As Assistant Director of the Quattrone Center, Bluestine will bring a wealth of legislative policy experience and a deep understanding of exonerations and related issues to bear in executing the Center’s mission to prevent errors in the criminal justice system. 

“I am thrilled to be joining the Quattrone Center to be a part of the cutting-edge work being done to ensure our criminal justice system fairly adjudicates cases, and that all stakeholders together work toward meaningful systemic change to achieve our collective goal of justice for all,” said Bluestine. “In a short period of time, the Quattrone Center has emerged as a national thought leader in criminal justice reform, garnering respect and buy-in from stakeholders and legislators. I am excited to work with their team of experts and explore new ways to continue to bring their research and policy developments into practice.” 

Bluestine has dedicated her legal career to fighting for fairness in criminal justice. After graduating from Temple University School of Law, she was an Assistant Defender at the Defender Association of Philadelphia, where she represented both adults and juveniles in hundreds of jury and bench trials and wrote and argued appeals. During her years at the Defender Association, Bluestine also worked toward legal reform, leading efforts to prevent wrongful convictions in cases involving eyewitness or forensic science evidence, a push to expand voir dire in jury selection, and developing stronger jury instructions. Bluestine worked with the Defenders for nearly 10 years combined, with her tenure there interposed with several years of experience as a civil litigator in private practice at Duane Morris LLP.

Throughout her career, she has also shared her experience with the next generation of law students, teaching trial advocacy and leading a clinic and research seminar on innocence and wrongful convictions at Temple and, most recently, Dickinson Law School.
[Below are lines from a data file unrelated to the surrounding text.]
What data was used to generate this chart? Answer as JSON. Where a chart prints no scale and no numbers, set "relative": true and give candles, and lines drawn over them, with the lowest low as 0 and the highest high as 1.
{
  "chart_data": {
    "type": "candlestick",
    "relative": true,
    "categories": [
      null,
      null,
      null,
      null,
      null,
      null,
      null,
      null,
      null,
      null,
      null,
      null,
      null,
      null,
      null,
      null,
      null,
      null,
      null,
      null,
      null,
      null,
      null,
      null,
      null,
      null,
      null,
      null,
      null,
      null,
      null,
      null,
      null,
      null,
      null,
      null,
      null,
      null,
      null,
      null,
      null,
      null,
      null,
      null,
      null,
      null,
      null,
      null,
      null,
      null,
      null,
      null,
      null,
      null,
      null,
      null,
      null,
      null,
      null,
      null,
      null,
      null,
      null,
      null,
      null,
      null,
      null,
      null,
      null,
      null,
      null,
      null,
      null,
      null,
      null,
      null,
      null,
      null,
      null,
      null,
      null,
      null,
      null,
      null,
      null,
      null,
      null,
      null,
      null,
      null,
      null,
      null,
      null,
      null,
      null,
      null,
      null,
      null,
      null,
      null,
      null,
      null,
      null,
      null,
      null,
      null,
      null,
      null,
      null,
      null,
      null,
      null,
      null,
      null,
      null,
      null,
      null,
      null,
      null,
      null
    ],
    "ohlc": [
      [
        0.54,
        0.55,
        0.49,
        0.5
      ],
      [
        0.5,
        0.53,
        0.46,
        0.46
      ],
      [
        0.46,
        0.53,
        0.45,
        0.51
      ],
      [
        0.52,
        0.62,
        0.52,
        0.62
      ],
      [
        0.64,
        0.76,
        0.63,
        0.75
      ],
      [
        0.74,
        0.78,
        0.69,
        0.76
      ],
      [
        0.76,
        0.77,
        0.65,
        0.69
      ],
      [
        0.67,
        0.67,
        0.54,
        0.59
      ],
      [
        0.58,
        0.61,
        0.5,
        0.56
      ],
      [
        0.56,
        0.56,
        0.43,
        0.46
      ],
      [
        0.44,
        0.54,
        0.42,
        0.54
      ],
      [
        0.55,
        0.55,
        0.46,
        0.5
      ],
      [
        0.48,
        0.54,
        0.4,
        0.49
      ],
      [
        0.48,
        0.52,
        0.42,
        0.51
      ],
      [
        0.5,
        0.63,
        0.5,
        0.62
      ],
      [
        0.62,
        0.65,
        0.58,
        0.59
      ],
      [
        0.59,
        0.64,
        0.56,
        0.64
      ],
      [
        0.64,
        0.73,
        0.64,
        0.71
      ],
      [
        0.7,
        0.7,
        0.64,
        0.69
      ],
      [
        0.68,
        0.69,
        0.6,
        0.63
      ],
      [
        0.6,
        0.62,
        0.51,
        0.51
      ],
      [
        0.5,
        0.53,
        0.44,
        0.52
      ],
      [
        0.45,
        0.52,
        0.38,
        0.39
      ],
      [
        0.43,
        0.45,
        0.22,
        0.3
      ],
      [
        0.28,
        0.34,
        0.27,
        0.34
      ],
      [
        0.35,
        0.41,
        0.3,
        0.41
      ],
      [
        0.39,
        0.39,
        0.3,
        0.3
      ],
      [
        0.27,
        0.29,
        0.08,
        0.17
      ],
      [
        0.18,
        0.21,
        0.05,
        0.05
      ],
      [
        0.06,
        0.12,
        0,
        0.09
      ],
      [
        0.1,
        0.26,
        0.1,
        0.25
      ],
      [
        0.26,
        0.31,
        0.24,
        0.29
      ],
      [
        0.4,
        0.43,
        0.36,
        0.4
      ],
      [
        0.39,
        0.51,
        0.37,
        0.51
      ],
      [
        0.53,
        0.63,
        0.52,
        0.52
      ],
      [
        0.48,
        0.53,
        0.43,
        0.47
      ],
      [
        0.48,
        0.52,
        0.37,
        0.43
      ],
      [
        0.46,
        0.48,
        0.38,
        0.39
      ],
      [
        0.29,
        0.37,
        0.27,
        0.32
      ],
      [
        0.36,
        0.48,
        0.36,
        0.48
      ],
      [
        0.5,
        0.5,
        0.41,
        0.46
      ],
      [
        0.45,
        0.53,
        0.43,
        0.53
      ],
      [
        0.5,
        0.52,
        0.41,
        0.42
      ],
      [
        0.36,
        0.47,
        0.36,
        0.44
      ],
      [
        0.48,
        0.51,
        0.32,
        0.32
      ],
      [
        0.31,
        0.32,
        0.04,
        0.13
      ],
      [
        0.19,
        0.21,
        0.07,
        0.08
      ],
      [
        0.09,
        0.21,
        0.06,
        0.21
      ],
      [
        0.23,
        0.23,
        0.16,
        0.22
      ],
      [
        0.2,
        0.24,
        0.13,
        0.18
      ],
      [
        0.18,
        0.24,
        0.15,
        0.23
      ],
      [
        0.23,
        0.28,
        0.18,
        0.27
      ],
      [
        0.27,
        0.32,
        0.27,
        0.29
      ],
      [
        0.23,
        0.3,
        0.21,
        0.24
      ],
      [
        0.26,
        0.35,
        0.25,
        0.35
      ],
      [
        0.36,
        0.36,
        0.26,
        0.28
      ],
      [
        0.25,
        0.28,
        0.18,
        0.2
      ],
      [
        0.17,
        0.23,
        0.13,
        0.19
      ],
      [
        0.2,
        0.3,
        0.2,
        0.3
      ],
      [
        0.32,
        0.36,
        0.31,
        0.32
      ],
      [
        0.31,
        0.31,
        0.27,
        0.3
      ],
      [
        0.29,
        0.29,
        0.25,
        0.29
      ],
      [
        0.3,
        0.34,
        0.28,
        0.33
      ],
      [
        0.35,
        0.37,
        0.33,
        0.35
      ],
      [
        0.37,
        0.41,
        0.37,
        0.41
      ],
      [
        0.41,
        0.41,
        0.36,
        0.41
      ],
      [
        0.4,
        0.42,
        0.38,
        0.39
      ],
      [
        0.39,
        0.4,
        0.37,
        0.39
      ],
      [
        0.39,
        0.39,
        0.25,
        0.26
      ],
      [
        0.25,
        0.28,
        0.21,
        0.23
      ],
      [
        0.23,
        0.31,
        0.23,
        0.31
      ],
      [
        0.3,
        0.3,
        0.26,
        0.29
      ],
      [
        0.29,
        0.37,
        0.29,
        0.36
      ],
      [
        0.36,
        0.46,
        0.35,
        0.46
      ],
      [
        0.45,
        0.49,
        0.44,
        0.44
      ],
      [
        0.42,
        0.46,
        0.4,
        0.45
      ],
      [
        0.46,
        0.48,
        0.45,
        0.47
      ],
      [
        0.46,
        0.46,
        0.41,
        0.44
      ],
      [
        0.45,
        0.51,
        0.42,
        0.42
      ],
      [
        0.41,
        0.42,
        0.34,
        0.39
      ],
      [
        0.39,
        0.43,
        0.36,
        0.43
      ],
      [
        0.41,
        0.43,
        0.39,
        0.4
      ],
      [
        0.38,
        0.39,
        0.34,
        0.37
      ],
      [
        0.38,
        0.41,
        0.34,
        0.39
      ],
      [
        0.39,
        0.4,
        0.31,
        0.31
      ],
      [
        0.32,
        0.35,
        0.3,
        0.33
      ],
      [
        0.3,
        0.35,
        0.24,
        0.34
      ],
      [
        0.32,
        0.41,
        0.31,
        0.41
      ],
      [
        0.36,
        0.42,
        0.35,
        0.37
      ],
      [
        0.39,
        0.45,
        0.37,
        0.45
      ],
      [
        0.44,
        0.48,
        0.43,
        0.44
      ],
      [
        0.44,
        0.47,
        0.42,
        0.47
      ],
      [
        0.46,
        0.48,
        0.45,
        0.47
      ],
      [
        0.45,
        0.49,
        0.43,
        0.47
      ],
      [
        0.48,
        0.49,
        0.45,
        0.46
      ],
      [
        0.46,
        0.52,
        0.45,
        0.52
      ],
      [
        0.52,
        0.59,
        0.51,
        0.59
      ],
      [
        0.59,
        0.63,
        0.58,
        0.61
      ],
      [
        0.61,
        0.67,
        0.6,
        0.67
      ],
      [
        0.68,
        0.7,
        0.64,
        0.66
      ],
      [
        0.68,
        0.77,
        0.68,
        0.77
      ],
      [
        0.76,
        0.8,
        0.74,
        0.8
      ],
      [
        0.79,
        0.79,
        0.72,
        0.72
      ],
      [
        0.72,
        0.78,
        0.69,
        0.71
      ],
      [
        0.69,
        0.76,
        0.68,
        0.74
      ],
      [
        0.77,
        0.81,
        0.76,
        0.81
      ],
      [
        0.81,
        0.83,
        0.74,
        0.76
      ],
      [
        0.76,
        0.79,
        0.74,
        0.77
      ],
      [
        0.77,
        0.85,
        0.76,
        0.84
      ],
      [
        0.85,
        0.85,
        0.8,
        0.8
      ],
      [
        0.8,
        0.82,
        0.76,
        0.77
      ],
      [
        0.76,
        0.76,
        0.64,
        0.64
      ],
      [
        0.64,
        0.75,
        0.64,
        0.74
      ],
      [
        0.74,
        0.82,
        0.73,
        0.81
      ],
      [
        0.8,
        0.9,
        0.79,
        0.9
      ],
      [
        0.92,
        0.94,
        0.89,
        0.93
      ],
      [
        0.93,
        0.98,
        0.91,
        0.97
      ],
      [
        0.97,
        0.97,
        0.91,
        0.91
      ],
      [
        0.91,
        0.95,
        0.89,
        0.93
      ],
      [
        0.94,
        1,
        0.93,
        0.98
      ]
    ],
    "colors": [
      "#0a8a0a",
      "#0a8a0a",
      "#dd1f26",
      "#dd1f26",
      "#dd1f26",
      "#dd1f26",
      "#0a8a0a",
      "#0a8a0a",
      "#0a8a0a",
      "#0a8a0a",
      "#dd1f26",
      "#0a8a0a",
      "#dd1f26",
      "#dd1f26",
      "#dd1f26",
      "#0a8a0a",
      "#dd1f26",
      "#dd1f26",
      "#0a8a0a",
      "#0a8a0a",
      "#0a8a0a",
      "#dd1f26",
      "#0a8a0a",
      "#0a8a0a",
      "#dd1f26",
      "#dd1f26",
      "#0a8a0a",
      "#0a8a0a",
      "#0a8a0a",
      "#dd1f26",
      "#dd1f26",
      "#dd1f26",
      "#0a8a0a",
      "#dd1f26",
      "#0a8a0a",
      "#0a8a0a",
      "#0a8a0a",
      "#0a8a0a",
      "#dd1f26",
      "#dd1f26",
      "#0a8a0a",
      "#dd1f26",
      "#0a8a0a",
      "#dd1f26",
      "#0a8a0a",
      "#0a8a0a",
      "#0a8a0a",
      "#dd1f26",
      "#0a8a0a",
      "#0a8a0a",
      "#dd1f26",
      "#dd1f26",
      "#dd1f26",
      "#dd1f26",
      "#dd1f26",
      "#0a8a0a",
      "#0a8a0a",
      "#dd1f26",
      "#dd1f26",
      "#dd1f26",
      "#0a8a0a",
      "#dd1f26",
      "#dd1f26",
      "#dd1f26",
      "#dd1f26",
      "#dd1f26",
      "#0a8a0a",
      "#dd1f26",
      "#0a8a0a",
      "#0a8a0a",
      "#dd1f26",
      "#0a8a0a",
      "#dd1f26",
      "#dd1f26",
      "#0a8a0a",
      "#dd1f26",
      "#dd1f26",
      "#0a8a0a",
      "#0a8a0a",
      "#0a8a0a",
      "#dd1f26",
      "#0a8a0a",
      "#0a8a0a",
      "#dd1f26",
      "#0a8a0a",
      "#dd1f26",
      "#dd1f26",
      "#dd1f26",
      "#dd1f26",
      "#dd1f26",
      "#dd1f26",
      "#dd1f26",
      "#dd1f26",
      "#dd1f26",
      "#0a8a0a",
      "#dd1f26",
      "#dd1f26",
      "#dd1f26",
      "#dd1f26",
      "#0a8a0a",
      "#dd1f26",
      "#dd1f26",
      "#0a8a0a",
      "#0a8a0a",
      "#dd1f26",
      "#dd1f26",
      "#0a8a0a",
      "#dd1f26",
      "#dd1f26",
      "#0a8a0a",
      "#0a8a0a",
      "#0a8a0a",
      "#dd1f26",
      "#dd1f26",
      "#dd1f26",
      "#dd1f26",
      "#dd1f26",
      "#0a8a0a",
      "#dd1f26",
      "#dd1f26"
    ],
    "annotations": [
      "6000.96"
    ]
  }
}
Bluestine also works to educate other lawyers and the public on exonerations and criminal justice reform: she has led numerous Continuing Legal Education presentations on the subjects and is routinely quoted in outlets such as The American Lawyer, The Philadelphia Inquirer, and The Washington Post.

“Marissa has a unique talent for building consensus among people in different parts of the criminal justice system,” said John Hollway, Executive Director of the Quattrone Center. “Her passion for quality and excellence transcends the adversarial nature of the system and helps to create sustainable system change, which is precisely the work we strive to do.  She will enhance our capabilities in a myriad of ways, from her work with Conviction Integrity Units to her training and education of police officers to her experience in legislative advocacy. We could not be more exited to add her to our team.” 

Penn Law’s Quattrone Center is a nonpartisan national research and policy hub that produces and disseminates research designed to prevent errors in the criminal justice system. The Center takes an interdisciplinary, data-driven, “systems approach” to identifying and analyzing the most crucial problems in the justice system and proposing solutions that improve its fairness for the benefit of society. Its independent and unbiased research and programs engage the full range of stakeholders necessary to bring about substantial improvement in the criminal justice system, including scholars, judges, law enforcement, defense attorneys and prosecutors, legislators, forensic and social scientists, victims’ rights advocates, the media, and others.